Codarama / diet-engine

Diet significantly minimizes the space used by your project's /lib
codarama.github.io/Diet
MIT License
3 stars 2 forks source link

Improve resolution speed. #6

Closed ayld closed 9 years ago

ayld commented 10 years ago

The current resolution algorithm is extremely basic, since it was just for PoC and thus slow :) It can be improved by adding jar extraction results to a fast in memory DB (preferably graph) and doing some type of BFS on it.

ayld commented 10 years ago

Please propose DBs and overall architecture on this @Codarama/diet. I'm currently thinking of Neo4j . Although I'm not sure that the cost starting it up will be faster than the current algorithm.

My current idea is to make a separate thread start it while the jar extraction is running and searching it after the extractions is done.

I'll appreciate ideas on this though.

ayld commented 10 years ago

STEFFI might be what we need. Will try it and update :)

ayld commented 9 years ago

Found something interesting introduced in Java 8.

ayld commented 9 years ago

Added a util using the jdeps tool.

I plan to make a class dependency resolver using the util, then compare output with our current resolver.

If it is faster (and it will be) I'll make a new Minimizer implementation for the new resolver.

ayld commented 9 years ago

OK so, since I've been trying to use the new Java 8 jdeps tool to speed things up, I have some new observations and so far I seem to believe this is not the way to go, here's why:

The old manual Minimizer

The way the current slow minimizer works is:

  1. Unzip all lib jars
  2. Parse sources to get dependencies
  3. Recursively look for the classes from 2. in the unzipped jar directories
  4. Bundle the jars

Now, during 3. on every recursive "iteration" we reduce the dependencies we look for. This is easy because I can keep a set of all the .class files in the extracted directories, and whenever I find a dependency to add to the result I remove it from the set I keep. So on every iteration the set to look in becomes smaller.

The thing is this can't be done with jdeps.

The jdeps Minimizer

The good thing about jdeps is that it doesn't need to extract the jars. It just streams their content, which is much faster since as we know from this profiling run (and several others ...) that the slowest part of the minimization is the jar extraction.

Jdeps requires 2 arguments to return dependencies:

So you have to call it like this: jdeps -v -cp some.jar another.jar com.company.ClassToLookFor

You have probably spotted the problem already, but the thing is we can't reduce the set we look in. Every time for every class we'll look in all the jars. Which is not optimal, to say the least.

What is the best way

No idea :)

So far my observations are leading me to believe that going for the optimal solution is the best (as it exists algorithmically), although it will require the most change if we need to implement it.

We need the jar contents indexed, the indexing itself might be slow, but the queries in a proper tree will be lightspeed fast. Practically instant.

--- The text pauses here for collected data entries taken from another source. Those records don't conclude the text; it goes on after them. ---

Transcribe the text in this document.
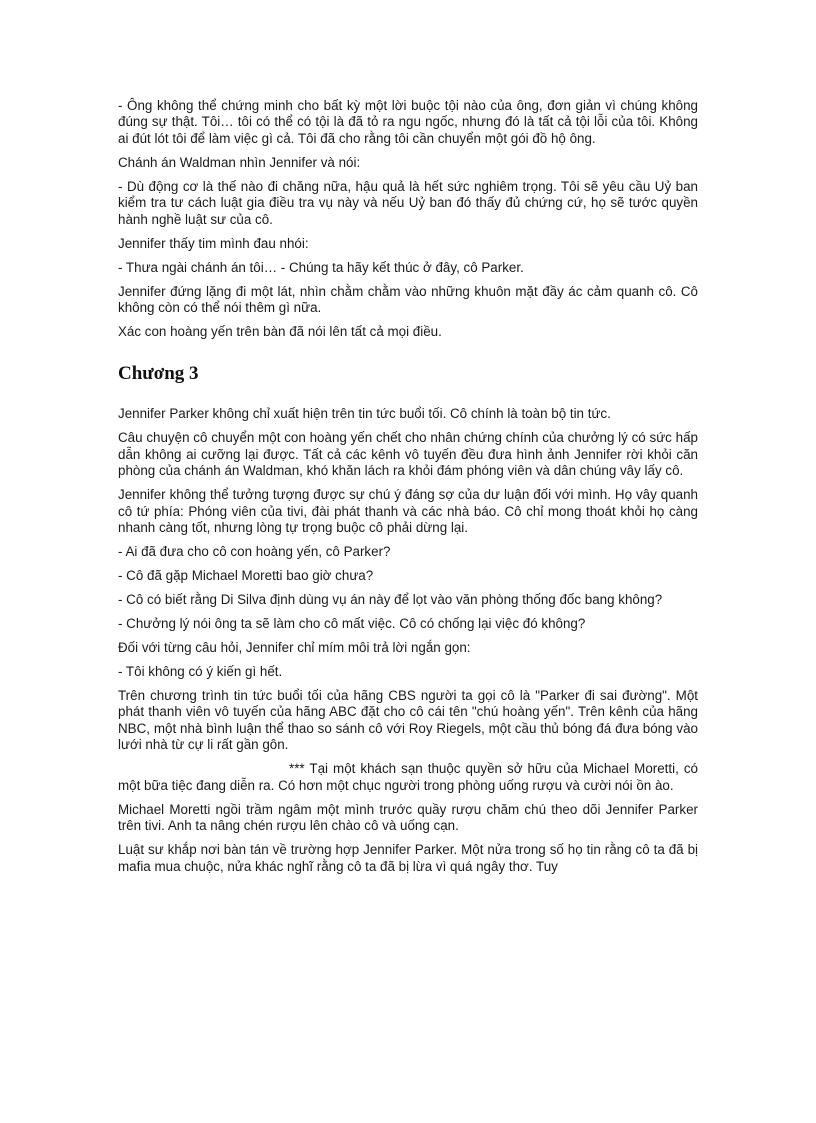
- Ông không thể chứng minh cho bất kỳ một lời buộc tội nào của ông, đơn giản vì chúng không đúng sự thật. Tôi… tôi có thể có tội là đã tỏ ra ngu ngốc, nhưng đó là tất cả tội lỗi của tôi. Không ai đút lót tôi để làm việc gì cả. Tôi đã cho rằng tôi cần chuyển một gói đồ hộ ông.

Chánh án Waldman nhìn Jennifer và nói:

- Dù động cơ là thế nào đi chăng nữa, hậu quả là hết sức nghiêm trọng. Tôi sẽ yêu cầu Uỷ ban kiểm tra tư cách luật gia điều tra vụ này và nếu Uỷ ban đó thấy đủ chứng cứ, họ sẽ tước quyền hành nghề luật sư của cô.

Jennifer thấy tim mình đau nhói:

- Thưa ngài chánh án tôi… - Chúng ta hãy kết thúc ở đây, cô Parker.

Jennifer đứng lặng đi một lát, nhìn chằm chằm vào những khuôn mặt đầy ác cảm quanh cô. Cô không còn có thể nói thêm gì nữa.

Xác con hoàng yến trên bàn đã nói lên tất cả mọi điều.

Chương 3

Jennifer Parker không chỉ xuất hiện trên tin tức buổi tối. Cô chính là toàn bộ tin tức.

Câu chuyện cô chuyển một con hoàng yến chết cho nhân chứng chính của chưởng lý có sức hấp dẫn không ai cưỡng lại được. Tất cả các kênh vô tuyến đều đưa hình ảnh Jennifer rời khỏi căn phòng của chánh án Waldman, khó khăn lách ra khỏi đám phóng viên và dân chúng vây lấy cô.

Jennifer không thể tưởng tượng được sự chú ý đáng sợ của dư luận đối với mình. Họ vây quanh cô tứ phía: Phóng viên của tivi, đài phát thanh và các nhà báo. Cô chỉ mong thoát khỏi họ càng nhanh càng tốt, nhưng lòng tự trọng buộc cô phải dừng lại.

- Ai đã đưa cho cô con hoàng yến, cô Parker?

- Cô đã gặp Michael Moretti bao giờ chưa?

- Cô có biết rằng Di Silva định dùng vụ án này để lọt vào văn phòng thống đốc bang không?

- Chưởng lý nói ông ta sẽ làm cho cô mất việc. Cô có chống lại việc đó không?

Đối với từng câu hỏi, Jennifer chỉ mím môi trả lời ngắn gọn:

- Tôi không có ý kiến gì hết.

Trên chương trình tin tức buổi tối của hãng CBS người ta gọi cô là "Parker đi sai đường". Một phát thanh viên vô tuyến của hãng ABC đặt cho cô cái tên "chú hoàng yến". Trên kênh của hãng NBC, một nhà bình luận thể thao so sánh cô với Roy Riegels, một cầu thủ bóng đá đưa bóng vào lưới nhà từ cự li rất gần gôn.

*** Tại một khách sạn thuộc quyền sở hữu của Michael Moretti, có một bữa tiệc đang diễn ra. Có hơn một chục người trong phòng uống rượu và cười nói ồn ào.

Michael Moretti ngồi trầm ngâm một mình trước quầy rượu chăm chú theo dõi Jennifer Parker trên tivi. Anh ta nâng chén rượu lên chào cô và uống cạn.

Luật sư khắp nơi bàn tán về trường hợp Jennifer Parker. Một nửa trong số họ tin rằng cô ta đã bị mafia mua chuộc, nửa khác nghĩ rằng cô ta đã bị lừa vì quá ngây thơ. Tuy
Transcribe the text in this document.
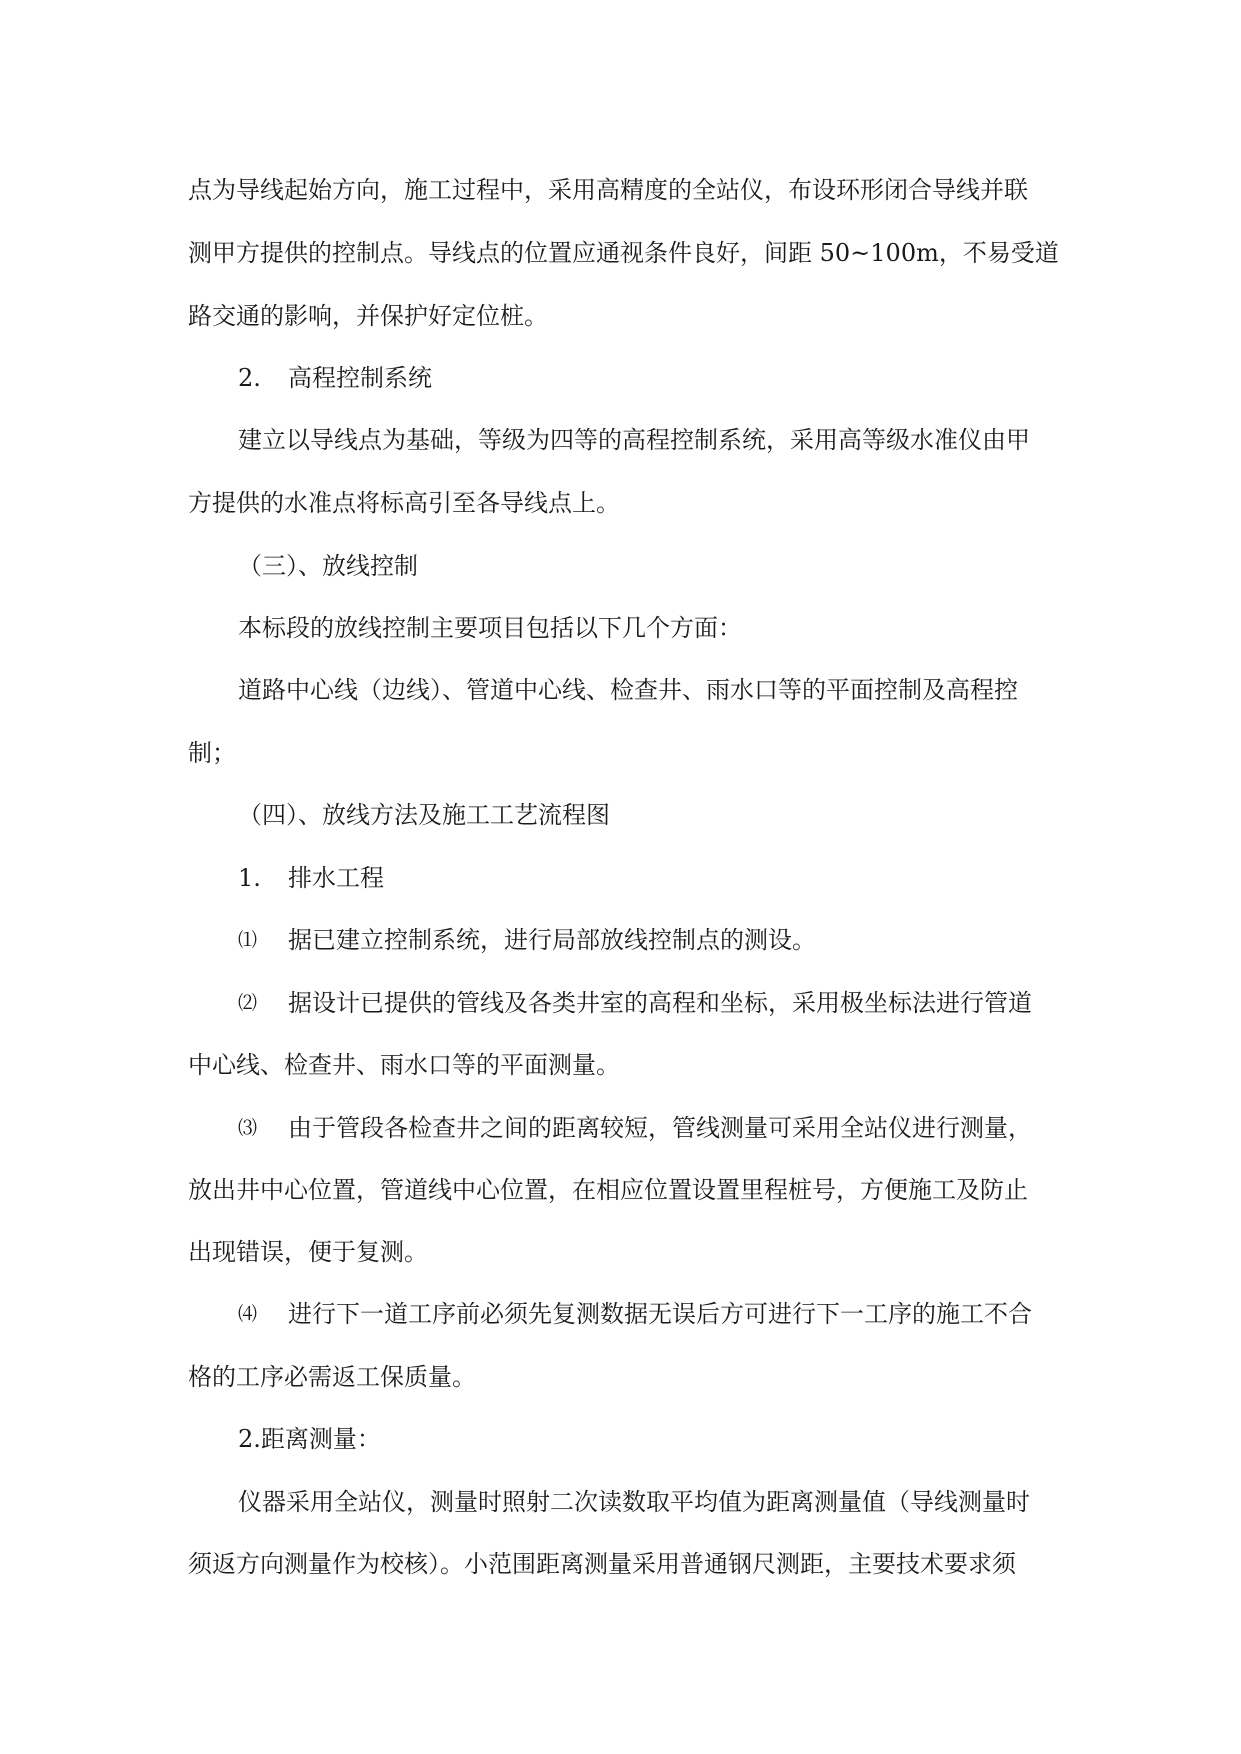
点为导线起始方向，施工过程中，采用高精度的全站仪，布设环形闭合导线并联
测甲方提供的控制点。导线点的位置应通视条件良好，间距 50~100m，不易受道
路交通的影响，并保护好定位桩。
2. 高程控制系统
建立以导线点为基础，等级为四等的高程控制系统，采用高等级水准仪由甲
方提供的水准点将标高引至各导线点上。
（三）、放线控制
本标段的放线控制主要项目包括以下几个方面：
道路中心线（边线）、管道中心线、检查井、雨水口等的平面控制及高程控
制；
（四）、放线方法及施工工艺流程图
1. 排水工程
⑴ 据已建立控制系统，进行局部放线控制点的测设。
⑵ 据设计已提供的管线及各类井室的高程和坐标，采用极坐标法进行管道
中心线、检查井、雨水口等的平面测量。
⑶ 由于管段各检查井之间的距离较短，管线测量可采用全站仪进行测量，
放出井中心位置，管道线中心位置，在相应位置设置里程桩号，方便施工及防止
出现错误，便于复测。
⑷ 进行下一道工序前必须先复测数据无误后方可进行下一工序的施工不合
格的工序必需返工保质量。
2.距离测量：
仪器采用全站仪，测量时照射二次读数取平均值为距离测量值（导线测量时
须返方向测量作为校核）。小范围距离测量采用普通钢尺测距，主要技术要求须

So I'm thinking of finishing the jdeps minimizer and comaprng result to the current one, although I'm almost certain it will loose. I'll post result in here once I've got them.

On the part with the index, I'm looking into JCR implementation as I've used Jackrabbit before, I don't think it's the way to go as it's really old and sluggish. Ideally I think we'd need an in-memory index and Jackrabbit doesn't support that. ModeShape is looking promising so far, though.

Thoughts?

ayld commented 9 years ago

Also if we go with a JCR implementation Jackalope, will be good for testing it.

ayld commented 9 years ago

Removed the jdeps minimizer and related code. It's just too slow. Will start the indexing minimizer with ModeShape and see how that turns out.

ayld commented 9 years ago

I managed to get ModeShape working and it is BLAZING fast.

Indexes 3 huge jars (about 10k jar entries including folders and classes) to a tree in UNDER A SECOND @.@

We can (and do in unit tests) run Xpath queries over the tree which are again extremely fast. It looks to be about ~100 times (yes I'm not kidding 100 TIMES) faster than the old manual minimizer.

I just had to post this ... :D

tishun commented 9 years ago

Niiiice!!!

ayld commented 9 years ago

22:32:12 INFO IndexedMinimizationStrategyTest:103 - indexed strategy finished in: 59305 millis 22:39:27 INFO IndexedMinimizationStrategyTest:117 - manual strategy finished in: 434810 millis

This is self explanatory I believe :D

ayld commented 9 years ago

I still want to fix some more things before I commit this ... but yes it's about 7 times faster.